Hi, thank you very much for your willingness to help. I will illustrate my situation and clarifiy some problems others may also have.

My task and our DSP chip: I am trying to bring a self-designed DSP chip into TVM. The chip itself is based on SIMD and VLIW, and cooperates with an ARM cpu which is capable of running linux. As the backend, we have an IR implementation and corresponding tool to gengerate machine code from the IR (not realized using llvm). A runtime library has also been developed for dispatching tasks.

My plan: After some invesgation (the discussions in the community is helpful), I find the BYOC is not suitable for my situation. Because our dsp does not have a high-performance op-complier and I want to use the auto-scheduler compoment in TVM. So I think I need to bring our DSP into TVM just like GPU.

The entire project mainly contains three parts:

  1. Bring our complier into tvm. To realize this, we need to translate the complied tir into our IR representation, and we are reading the source code (especially codegen_llvm.cc) to understand how to transform tir to another IR. We have least problems in this part.

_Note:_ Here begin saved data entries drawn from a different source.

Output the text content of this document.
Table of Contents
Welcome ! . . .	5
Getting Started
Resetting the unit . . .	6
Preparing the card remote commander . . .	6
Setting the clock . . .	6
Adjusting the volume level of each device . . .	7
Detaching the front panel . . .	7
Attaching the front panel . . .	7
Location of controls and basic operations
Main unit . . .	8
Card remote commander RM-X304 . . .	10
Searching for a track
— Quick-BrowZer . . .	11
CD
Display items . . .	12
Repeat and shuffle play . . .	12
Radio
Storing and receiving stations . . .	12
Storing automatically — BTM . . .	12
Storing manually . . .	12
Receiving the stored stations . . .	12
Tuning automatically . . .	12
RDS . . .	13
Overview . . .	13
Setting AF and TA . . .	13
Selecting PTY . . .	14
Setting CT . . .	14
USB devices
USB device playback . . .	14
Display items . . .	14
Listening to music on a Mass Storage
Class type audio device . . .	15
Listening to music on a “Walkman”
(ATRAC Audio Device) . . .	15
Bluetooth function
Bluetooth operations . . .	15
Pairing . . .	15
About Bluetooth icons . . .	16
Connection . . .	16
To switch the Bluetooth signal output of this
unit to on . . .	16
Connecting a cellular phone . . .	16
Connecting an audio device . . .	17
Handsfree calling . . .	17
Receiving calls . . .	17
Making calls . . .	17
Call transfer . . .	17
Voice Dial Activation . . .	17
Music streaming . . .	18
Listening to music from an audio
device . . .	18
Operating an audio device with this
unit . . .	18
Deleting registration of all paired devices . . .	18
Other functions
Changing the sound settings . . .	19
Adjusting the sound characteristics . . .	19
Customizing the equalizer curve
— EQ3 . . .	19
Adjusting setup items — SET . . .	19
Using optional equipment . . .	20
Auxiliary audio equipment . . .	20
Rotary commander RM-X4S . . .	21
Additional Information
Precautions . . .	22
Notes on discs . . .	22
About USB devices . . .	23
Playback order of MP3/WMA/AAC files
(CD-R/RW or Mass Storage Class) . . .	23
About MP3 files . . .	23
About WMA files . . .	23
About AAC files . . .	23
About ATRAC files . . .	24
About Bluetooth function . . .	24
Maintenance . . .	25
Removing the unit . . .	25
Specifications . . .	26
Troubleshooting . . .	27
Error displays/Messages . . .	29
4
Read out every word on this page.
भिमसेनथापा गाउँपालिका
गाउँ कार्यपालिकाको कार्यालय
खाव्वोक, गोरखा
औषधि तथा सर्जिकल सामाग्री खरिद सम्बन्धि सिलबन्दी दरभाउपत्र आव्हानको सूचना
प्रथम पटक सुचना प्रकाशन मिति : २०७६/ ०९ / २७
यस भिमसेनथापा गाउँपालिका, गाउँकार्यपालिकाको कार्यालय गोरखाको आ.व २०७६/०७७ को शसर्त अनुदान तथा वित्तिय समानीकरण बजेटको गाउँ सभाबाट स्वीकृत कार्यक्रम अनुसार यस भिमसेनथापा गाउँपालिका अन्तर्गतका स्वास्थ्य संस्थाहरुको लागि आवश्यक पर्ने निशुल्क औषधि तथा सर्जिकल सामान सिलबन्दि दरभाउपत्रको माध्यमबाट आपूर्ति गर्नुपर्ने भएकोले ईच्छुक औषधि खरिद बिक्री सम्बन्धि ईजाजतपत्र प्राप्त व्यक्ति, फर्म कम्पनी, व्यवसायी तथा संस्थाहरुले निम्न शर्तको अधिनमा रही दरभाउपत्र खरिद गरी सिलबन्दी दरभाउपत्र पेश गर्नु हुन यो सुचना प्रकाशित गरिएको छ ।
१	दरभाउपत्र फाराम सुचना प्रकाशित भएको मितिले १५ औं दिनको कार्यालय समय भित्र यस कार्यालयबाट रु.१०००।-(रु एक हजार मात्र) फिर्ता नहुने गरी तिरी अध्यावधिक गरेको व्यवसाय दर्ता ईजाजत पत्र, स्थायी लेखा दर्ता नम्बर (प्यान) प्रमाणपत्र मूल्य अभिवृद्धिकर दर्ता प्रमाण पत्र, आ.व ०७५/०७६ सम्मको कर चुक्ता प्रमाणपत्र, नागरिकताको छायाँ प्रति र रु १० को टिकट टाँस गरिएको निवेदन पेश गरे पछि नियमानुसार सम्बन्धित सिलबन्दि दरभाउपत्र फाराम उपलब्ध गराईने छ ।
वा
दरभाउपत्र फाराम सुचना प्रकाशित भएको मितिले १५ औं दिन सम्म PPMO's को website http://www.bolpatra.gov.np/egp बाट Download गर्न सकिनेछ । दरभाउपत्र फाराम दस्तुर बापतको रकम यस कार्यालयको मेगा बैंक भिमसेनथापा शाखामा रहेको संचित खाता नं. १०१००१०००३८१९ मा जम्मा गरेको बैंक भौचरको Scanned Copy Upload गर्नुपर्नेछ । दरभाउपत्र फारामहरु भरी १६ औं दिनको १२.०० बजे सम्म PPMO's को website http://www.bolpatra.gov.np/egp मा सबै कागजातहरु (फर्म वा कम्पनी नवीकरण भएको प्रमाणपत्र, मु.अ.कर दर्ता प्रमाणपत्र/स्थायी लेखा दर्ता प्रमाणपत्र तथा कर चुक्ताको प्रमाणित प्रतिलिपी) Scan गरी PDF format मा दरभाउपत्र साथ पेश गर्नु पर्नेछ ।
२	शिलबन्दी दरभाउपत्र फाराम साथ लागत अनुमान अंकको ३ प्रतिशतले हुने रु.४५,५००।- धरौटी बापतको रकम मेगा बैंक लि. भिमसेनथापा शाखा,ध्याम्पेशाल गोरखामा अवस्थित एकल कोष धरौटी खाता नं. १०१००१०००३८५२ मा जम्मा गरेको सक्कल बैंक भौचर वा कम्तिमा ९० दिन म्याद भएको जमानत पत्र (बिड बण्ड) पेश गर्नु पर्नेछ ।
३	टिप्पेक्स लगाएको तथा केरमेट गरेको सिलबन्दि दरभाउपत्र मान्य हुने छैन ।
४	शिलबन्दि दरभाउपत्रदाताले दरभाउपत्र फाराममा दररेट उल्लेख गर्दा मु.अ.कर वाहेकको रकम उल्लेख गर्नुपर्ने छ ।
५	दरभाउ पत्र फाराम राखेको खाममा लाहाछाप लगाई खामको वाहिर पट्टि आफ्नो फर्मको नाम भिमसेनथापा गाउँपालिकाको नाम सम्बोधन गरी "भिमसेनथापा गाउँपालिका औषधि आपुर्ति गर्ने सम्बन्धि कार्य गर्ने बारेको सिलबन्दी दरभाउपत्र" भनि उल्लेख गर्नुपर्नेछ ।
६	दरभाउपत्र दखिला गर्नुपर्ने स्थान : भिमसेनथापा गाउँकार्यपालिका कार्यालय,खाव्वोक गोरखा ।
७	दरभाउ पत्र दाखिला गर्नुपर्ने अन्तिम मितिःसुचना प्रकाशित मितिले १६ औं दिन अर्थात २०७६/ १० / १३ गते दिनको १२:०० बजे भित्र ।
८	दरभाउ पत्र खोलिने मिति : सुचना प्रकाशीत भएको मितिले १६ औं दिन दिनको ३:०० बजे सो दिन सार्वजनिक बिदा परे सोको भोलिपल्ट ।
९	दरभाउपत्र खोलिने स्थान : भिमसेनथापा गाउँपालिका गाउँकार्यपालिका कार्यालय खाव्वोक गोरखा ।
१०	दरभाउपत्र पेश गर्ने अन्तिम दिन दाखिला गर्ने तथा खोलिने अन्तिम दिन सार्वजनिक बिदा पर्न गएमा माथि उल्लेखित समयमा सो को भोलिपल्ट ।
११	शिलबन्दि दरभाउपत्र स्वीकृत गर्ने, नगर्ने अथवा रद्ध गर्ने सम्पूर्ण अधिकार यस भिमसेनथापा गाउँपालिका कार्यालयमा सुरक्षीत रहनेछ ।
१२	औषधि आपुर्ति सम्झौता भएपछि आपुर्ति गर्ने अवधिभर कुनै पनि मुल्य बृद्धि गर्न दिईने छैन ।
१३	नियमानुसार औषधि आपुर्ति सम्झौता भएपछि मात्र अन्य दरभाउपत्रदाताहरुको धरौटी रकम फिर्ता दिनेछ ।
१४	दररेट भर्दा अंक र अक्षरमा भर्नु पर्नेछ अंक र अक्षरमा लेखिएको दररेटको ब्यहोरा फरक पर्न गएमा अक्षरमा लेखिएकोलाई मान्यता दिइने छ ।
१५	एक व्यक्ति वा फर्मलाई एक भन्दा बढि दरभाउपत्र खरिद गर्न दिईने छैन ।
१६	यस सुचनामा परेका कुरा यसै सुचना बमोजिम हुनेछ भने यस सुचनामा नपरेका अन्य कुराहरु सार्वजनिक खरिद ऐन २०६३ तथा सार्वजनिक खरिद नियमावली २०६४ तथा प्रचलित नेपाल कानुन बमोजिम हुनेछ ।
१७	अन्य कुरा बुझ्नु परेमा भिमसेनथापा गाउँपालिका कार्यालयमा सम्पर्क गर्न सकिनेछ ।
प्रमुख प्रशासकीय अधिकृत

  2. Optimize both function-level and op-level passes. We are now analyzing the functions of these passes and trying to figure out whether a pass is applicable on our DSP. As the first setp, we intend to only keep the necessary passes to transform relay into tir (to get through the process from DL models to machine code asap combined with our task 1), and then add DSP-related optimization passes one by one. In this task, a lite pass sequence which does little optimization is very helpful.

  3. The runtime part. Once we have finished the first two parts, the last thing left is the runtime system. We know we need to realize the device api interface and runtime module just like the GPU (GPU cuda runtime ). We are studying the code (the multi-thread part is a little confusing) and more detailed documation is welcomed.

As a summary, except BYOC, I haven’t found a detailed document about how to bring a new device into TVM like GPU. I think the most needed information of us (device producers) in such a document is the clear steps, including what we need to realize in each part and where these parts lie in the tvm. I believe such a document will do great benefit and expand the ecosystem of tvm thourgh attracting more chip vendors.

@shiy10 thanks for the information and apologies for the lack of documentation. However, I think you guys seem to be on the right track here.

With regards to the middle piece: this reminds me a bit of the Ethos-U work, where BYOC was also insufficient because it did not allow use of compiler passes or automation. For that work, a BYOC-like flow was recently added which allows folks to customize the Relay-to-TIR transformation and the TIR-to-machine-code transformations while still allowing core compiler passes to operate on the TIR. And, the standard Relay-to-TIR pass was extracted into TECompiler. You may have already seen this, but wanted to point it out here in case you haven’t.

cc @mbs-octoml @electriclilies @mikepapadim who are pushing to make the core compiler flow more flexible to allow for device-specific optimization.